{ Come wrestle me free, free from the war
Mar. 25th, 2019 10:43 am![[personal profile]](https://www.dreamwidth.org/img/silk/identity/user.png)

~*~
It had taken all of Padmé’s strength to stand there and maintain anything that resembled calm in the face of Captain Typho. It was not the first, or even dozenth time, she’d informed him she was leaving, on a personal errand, without him, any of his or her staff. Even as everything inside of her trembled she ground it down, into bones that once made of steel felt like shattered glass.
But she refused to let it have any part of her before him.
Refused to give him a single instances fodder to stop her.
She had to do this alone. No one else could come with her.
Padmé forced herself into stillness, even as her hands shook until they were pressed together a time or two. She focused on his face. On his voice. On her own. A misture of the impassive mask of Amidala, and placating, appealing of the Senator. The firm direction of her voice, that would say she was fine. In a rush, but fine. This was her duty, and these were her orders, and he was still bound by them if she wasn’t in peril.
(She wasn’t in peril. She could never be in peril from Anakin.
He would never—)
She didn’t wait. She couldn’t let herself think. Couldn’t let the words in. The other ones.
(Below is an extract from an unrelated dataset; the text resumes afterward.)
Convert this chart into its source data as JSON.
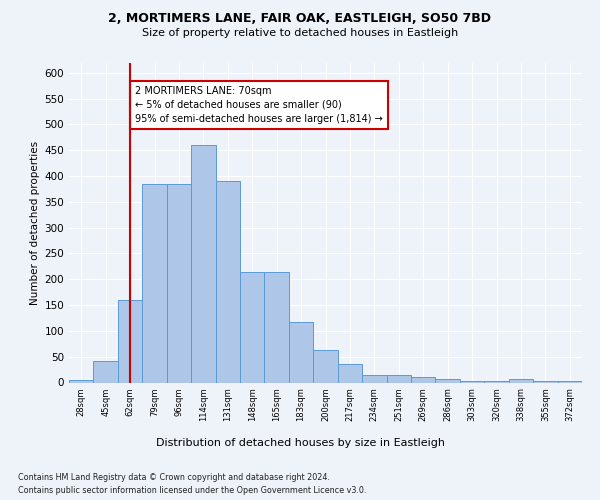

The ones hammering to repeat themselves. Obi-Wan’s words. She pressed through her orders, calm and measured, as the ground under her feet unmoving. Even as it swung, tipping-tipping, and she denied it. A thing she knew better than all else. That she could feel splintering at the edges with each new breath, as she turned on her heel and left him there.
Wasting no time at all, even as the boulder in her chest only grew, only hardened, threatening to overfill her throat, threatening the edges of her eyes, as she engaged the repulsorlift’s even before the landing ramp was fully up, willing all of time to shorten and space to shrink. Leaning back as it all caught under her breast bone. C-390’s voice registering more as sound than words as a small intake of air was all she managed before her lashes were wet again. Even as she tried to hold it, her lips started to shake and the half-blinding buildings caught in setting sunlight blurred before the skiff was even fully off the ground. That same collapse that had Obi-Wan helping her to stand, to sit, like a fugue surging up around it all.
The whole flight is a blur. Alone it comes tumbling down, crashing out. Her tears a steady a constant that that start shortly after any time they stop. Her thoughts a fierce whirlwind, tearing her every direction at once. Obi-Wan. (Anakin.) The dissolution of the Senate. (Anakin is the father, isn’t he?) The war, for all intents and purposes, won, but, lost on two sides more than ever. (Anakin.) All the deaths. Thousands and thousands each for years and years. (I won’t help you kill him.)
Mustafar, when it appears, filling all that once was stars, is a raging destruction of burning light and darkest shadow, brilliant orange-yellow and eating blackness. It looks like it is trying to consume itself in both, in a war between the two. Like it was corrosive and unstoppable. Like it is falling apart. Like it’d already fallen. It looks the way she feels. The way she tries to push back and back like she’s holding back the rush of a waterfall behind a dam that is already pocked with holes and cracked in too many places, threatening to dissolve on the cusp of each new breath, each new film of tears gathering over her eyes.
For the thousands of hard choices and thousand of horrors and thousands of deaths either at her hands, or feet, or reign, or votes, she’s never cried this much. Never stood so terrifyingly, desperately, over the shattering edges of a precipice like this. Fear and grief the likes she had never known shooting itself through faith unshakeable, shaken suddenly, to its core, as the skiff landed, and she stayed seated, in parallel from the installation standing in the far ground.
Head in her hand, she stared out at the only place she knew he had to be.